Studio Neat Cosmonaut
The Cosmonaut stylus may look huge and bulky, but it’s actually the ultimate stylus for whiteboard and marker artists. This stylus won’t give you the thinnest line you’ve ever seen, but it will give you a nice, solid line. The Cosmonaut is easy to grip and it certainly isn’t delicate, so it can take a knocking in your bag without suffering any ill effects.
It’s a short, squat, round rubber stylus with no other defining features. It really looks like a fat, black crayon. The Cosmonaut seems like the perfect stylus for those of you who like to diagram lectures and take notes in a visual style. It works with both Android, iOS, and presumably Windows tablets. The Cosmonauts’ creators say it should also work on any touchscreen.

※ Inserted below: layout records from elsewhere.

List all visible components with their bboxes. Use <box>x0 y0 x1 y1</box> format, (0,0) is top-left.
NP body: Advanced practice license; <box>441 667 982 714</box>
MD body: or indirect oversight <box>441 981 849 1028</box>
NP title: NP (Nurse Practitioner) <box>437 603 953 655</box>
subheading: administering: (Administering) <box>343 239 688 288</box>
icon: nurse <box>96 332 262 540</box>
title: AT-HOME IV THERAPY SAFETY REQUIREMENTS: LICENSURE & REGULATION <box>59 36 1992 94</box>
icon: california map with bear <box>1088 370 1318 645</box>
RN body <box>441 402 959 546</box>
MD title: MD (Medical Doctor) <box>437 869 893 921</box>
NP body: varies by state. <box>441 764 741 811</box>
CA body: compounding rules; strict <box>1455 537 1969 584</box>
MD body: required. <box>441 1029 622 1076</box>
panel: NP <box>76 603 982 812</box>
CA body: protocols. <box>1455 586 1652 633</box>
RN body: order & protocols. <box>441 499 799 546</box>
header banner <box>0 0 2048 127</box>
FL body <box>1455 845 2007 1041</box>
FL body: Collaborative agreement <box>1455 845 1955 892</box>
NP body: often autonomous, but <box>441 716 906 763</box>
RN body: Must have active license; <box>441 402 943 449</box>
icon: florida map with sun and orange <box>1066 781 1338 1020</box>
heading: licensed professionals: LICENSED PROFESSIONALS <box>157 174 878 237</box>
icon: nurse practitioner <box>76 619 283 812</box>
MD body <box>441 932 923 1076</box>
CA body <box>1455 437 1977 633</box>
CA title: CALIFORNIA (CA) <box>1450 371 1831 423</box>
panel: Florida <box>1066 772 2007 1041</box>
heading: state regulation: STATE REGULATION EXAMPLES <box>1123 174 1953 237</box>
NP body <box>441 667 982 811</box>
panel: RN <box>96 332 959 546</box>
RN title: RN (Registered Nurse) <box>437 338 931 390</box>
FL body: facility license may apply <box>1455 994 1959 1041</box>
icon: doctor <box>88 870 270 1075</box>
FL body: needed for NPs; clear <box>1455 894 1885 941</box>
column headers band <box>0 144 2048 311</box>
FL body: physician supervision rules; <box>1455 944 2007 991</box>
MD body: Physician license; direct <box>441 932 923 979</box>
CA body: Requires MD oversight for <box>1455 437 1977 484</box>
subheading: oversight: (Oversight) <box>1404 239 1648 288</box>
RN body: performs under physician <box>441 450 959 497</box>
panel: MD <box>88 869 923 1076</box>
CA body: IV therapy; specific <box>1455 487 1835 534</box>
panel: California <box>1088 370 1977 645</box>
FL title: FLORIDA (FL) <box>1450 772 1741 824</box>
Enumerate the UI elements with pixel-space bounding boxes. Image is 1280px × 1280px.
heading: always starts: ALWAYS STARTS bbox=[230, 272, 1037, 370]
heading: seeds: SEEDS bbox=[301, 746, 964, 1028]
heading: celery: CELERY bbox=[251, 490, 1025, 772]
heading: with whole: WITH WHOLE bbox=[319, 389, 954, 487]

Adonit has been offering affordable and well-built styli for quite a while and the Mark is no different. Quality at a cheap price, it lets anyone with a smartphone, tablet, or touchscreen laptop have access to a solid, all-purpose stylus. The best thing about the Mark is how the stylus feels in the hand — it’s made of anodized aluminum and is smooth, but has a good grip. It’s also has a triangular shape, so it doesn’t roll, which also feels natural.
It’s a decent, cheaper alternative for drawing, but we wouldn’t recommend it for note-taking as it’s not precise, being that it is tipped with a mesh. Even when drawing, don’t expect to get accurate strokes while you’re working on the finer details.
If you’re looking for a paintbrush instead of just a stylus, then the Nomad Flex may be the tool you need for your iPad. The brush is made of aluminum and has synthetic bristles, which make it feel more akin to a real paintbrush. The Flex will work perfectly with apps such as Paper or Procreate, but in an app like Penultimate, a traditional stylus would be more appropriate. Nomad’s offering includes a plastic carrying case inside the box, too, so you can safeguard the brush from unwanted abuse.
How does it compare to other brushes? The Flex is going to feel thinner and lighter than 4-in-1 pens like The Friendly Swede, and the Flex’s bristles will feel “mushier” by comparison — but which you prefer is going to come down to personal preference. Another great thing about the Flex is that it is compatible with iPads, Android tablets, and Microsoft’s Surface lineup. The brush also comes in a variety of colors, including charcoal, pink, silver, blue, and red.